The
LT 40 Wood Mizer, purchased at a cost of 200 thousand Ghana Cedis, is supported
by the EU-funded chainsaw project on ‘Securing the integration of legal and
legitimate domestic timber markets into Voluntary Partnership Agreement’.
The
project is implemented by Tropenbos International (TBI) Ghana and partners.
TBI
Programmes Director, Samuel Kwabena Nketiah, says the machine is to help
upscale the training of artisanal millers who want to supply legal lumber to
the domestic market.
The
goal, he says, is to curtail the illegalities and conflicts associated with
chainsaw milling, whilst addressing livelihood issues.
“With
this machine and the whole concept, we have managed to get a replacement for
illegal chainsaw milling. The other side of the project also looked at
alternative livelihoods because we realized that to stop people from their
livelihood activities, without giving them a substitute, will serve no purpose,”
said Mr. Nketiah.
Through
a series of multi-stakeholder discussions under the EU Chainsaw project, artisanal
milling has been accepted as an alternative to illegal chainsaw milling for
supplying legal timber for the domestic market.
The
small-medium scale milling of timber from specified legal sources is capable of
recovering at least 50percent of dimension lumber from logs for the domestic
market only.
Director
of the FCTC, Joseph Boakye, says the installed equipment would be beneficial in
the training of former chainsaw operators who want to formalize to legal
artisanal milling.
“We
will also be interested in assisting members of DOLTA – Domestic Lumber Traders
Association – who can purchase their own logs and we’ll process it for them…

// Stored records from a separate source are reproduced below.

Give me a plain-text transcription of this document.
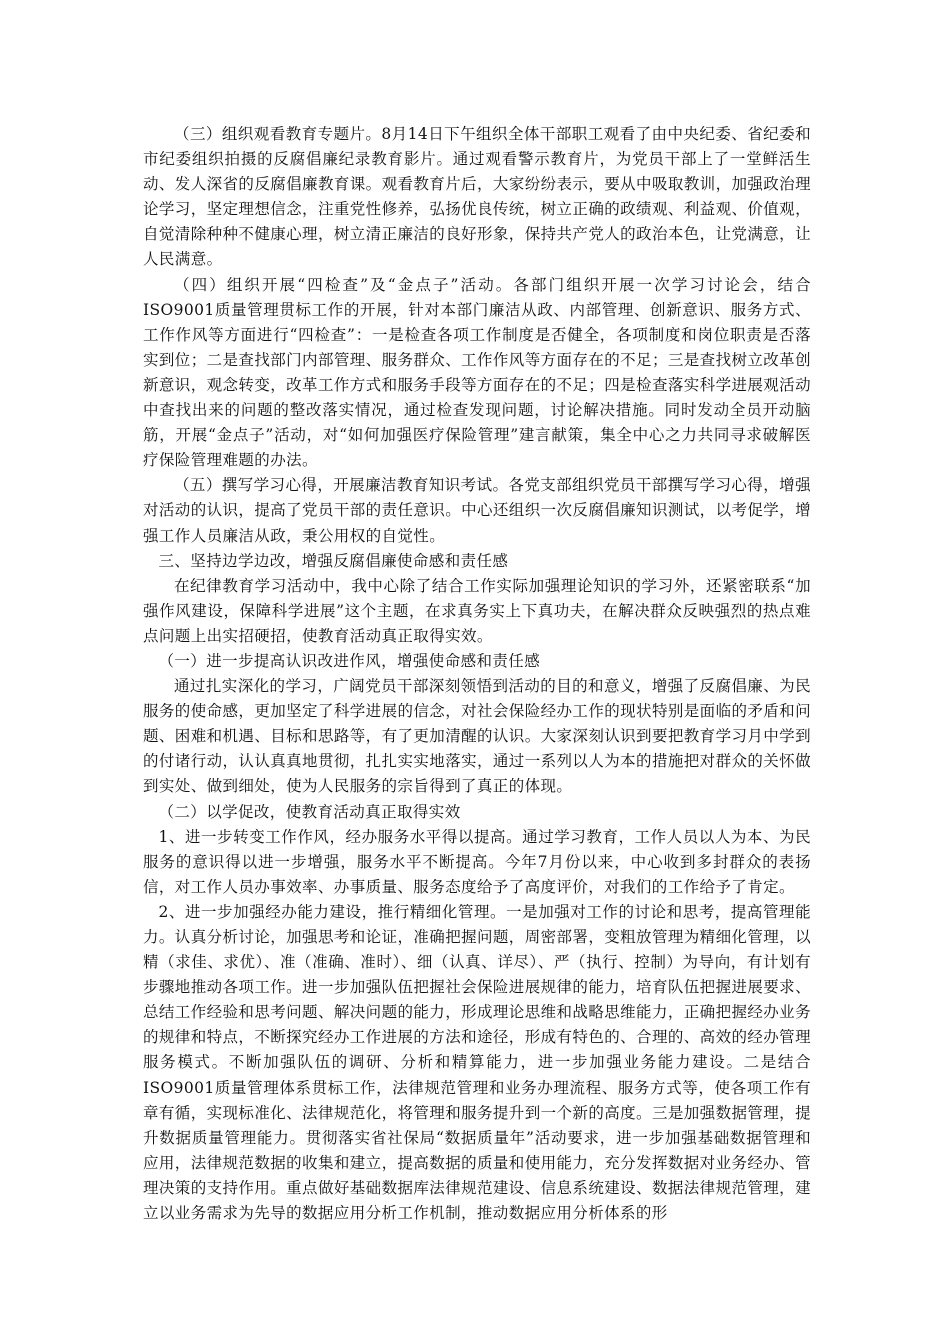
（三）组织观看教育专题片。8月14日下午组织全体干部职工观看了由中央纪委、省纪委和市纪委组织拍摄的反腐倡廉纪录教育影片。通过观看警示教育片，为党员干部上了一堂鲜活生动、发人深省的反腐倡廉教育课。观看教育片后，大家纷纷表示，要从中吸取教训，加强政治理论学习，坚定理想信念，注重党性修养，弘扬优良传统，树立正确的政绩观、利益观、价值观，自觉清除种种不健康心理，树立清正廉洁的良好形象，保持共产党人的政治本色，让党满意，让人民满意。

（四）组织开展“四检查”及“金点子”活动。各部门组织开展一次学习讨论会，结合ISO9001质量管理贯标工作的开展，针对本部门廉洁从政、内部管理、创新意识、服务方式、工作作风等方面进行“四检查”：一是检查各项工作制度是否健全，各项制度和岗位职责是否落实到位；二是查找部门内部管理、服务群众、工作作风等方面存在的不足；三是查找树立改革创新意识，观念转变，改革工作方式和服务手段等方面存在的不足；四是检查落实科学进展观活动中查找出来的问题的整改落实情况，通过检查发现问题，讨论解决措施。同时发动全员开动脑筋，开展“金点子”活动，对“如何加强医疗保险管理”建言献策，集全中心之力共同寻求破解医疗保险管理难题的办法。

（五）撰写学习心得，开展廉洁教育知识考试。各党支部组织党员干部撰写学习心得，增强对活动的认识，提高了党员干部的责任意识。中心还组织一次反腐倡廉知识测试，以考促学，增强工作人员廉洁从政，秉公用权的自觉性。

三、坚持边学边改，增强反腐倡廉使命感和责任感

在纪律教育学习活动中，我中心除了结合工作实际加强理论知识的学习外，还紧密联系“加强作风建设，保障科学进展”这个主题，在求真务实上下真功夫，在解决群众反映强烈的热点难点问题上出实招硬招，使教育活动真正取得实效。

（一）进一步提高认识改进作风，增强使命感和责任感

通过扎实深化的学习，广阔党员干部深刻领悟到活动的目的和意义，增强了反腐倡廉、为民服务的使命感，更加坚定了科学进展的信念，对社会保险经办工作的现状特别是面临的矛盾和问题、困难和机遇、目标和思路等，有了更加清醒的认识。大家深刻认识到要把教育学习月中学到的付诸行动，认认真真地贯彻，扎扎实实地落实，通过一系列以人为本的措施把对群众的关怀做到实处、做到细处，使为人民服务的宗旨得到了真正的体现。

（二）以学促改，使教育活动真正取得实效

1、进一步转变工作作风，经办服务水平得以提高。通过学习教育，工作人员以人为本、为民服务的意识得以进一步增强，服务水平不断提高。今年7月份以来，中心收到多封群众的表扬信，对工作人员办事效率、办事质量、服务态度给予了高度评价，对我们的工作给予了肯定。

2、进一步加强经办能力建设，推行精细化管理。一是加强对工作的讨论和思考，提高管理能力。认真分析讨论，加强思考和论证，准确把握问题，周密部署，变粗放管理为精细化管理，以精（求佳、求优）、准（准确、准时）、细（认真、详尽）、严（执行、控制）为导向，有计划有步骤地推动各项工作。进一步加强队伍把握社会保险进展规律的能力，培育队伍把握进展要求、总结工作经验和思考问题、解决问题的能力，形成理论思维和战略思维能力，正确把握经办业务的规律和特点，不断探究经办工作进展的方法和途径，形成有特色的、合理的、高效的经办管理服务模式。不断加强队伍的调研、分析和精算能力，进一步加强业务能力建设。二是结合ISO9001质量管理体系贯标工作，法律规范管理和业务办理流程、服务方式等，使各项工作有章有循，实现标准化、法律规范化，将管理和服务提升到一个新的高度。三是加强数据管理，提升数据质量管理能力。贯彻落实省社保局“数据质量年”活动要求，进一步加强基础数据管理和应用，法律规范数据的收集和建立，提高数据的质量和使用能力，充分发挥数据对业务经办、管理决策的支持作用。重点做好基础数据库法律规范建设、信息系统建设、数据法律规范管理，建立以业务需求为先导的数据应用分析工作机制，推动数据应用分析体系的形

and those who have their own plantations, if they harvest, can bring it here
and we’ll process if for them and charge reasonable prices,” he added.
The
piloting of artisanal milling started in 2012 and the concept to help institute
and make it operational was finalized in 2014.
The
capacity of potential millers were built in the areas of group dynamics and
leadership, the techniques of timber milling and business management and
marketing.
Five
artisanal groups in the Brong Ahafo, Ashanti, Western and Eastern regions have
been linked with forest concession holders for legal timber to feed their mills
and are producing for the domestic market.
Alexander
Amoako Boadu, Director of Operations at the Forestry Services Division of the
Forestry Commission, says any means to train chainsaw operators to formalize their
activities is critical to deal with the challenge of illegal tree felling.
“But
the bigger picture lies with the communities that we’d expect to assist us in
protecting the forest because stay very close to the forests and they see those
who come in and go out,” he noted.
More
artisan millers are expected to be trained to join the pilot process after
which the project will be institutionalized as a major means of feeding the
local markets with legal lumber in the light of Ghana’s VPA implementation.
But
to achieve holistic outcomes, challenges would have to be addressed in the
areas of access to raw materials, elite capture of artisanal milling, abuse of
system, corruption and dwindling timber resources.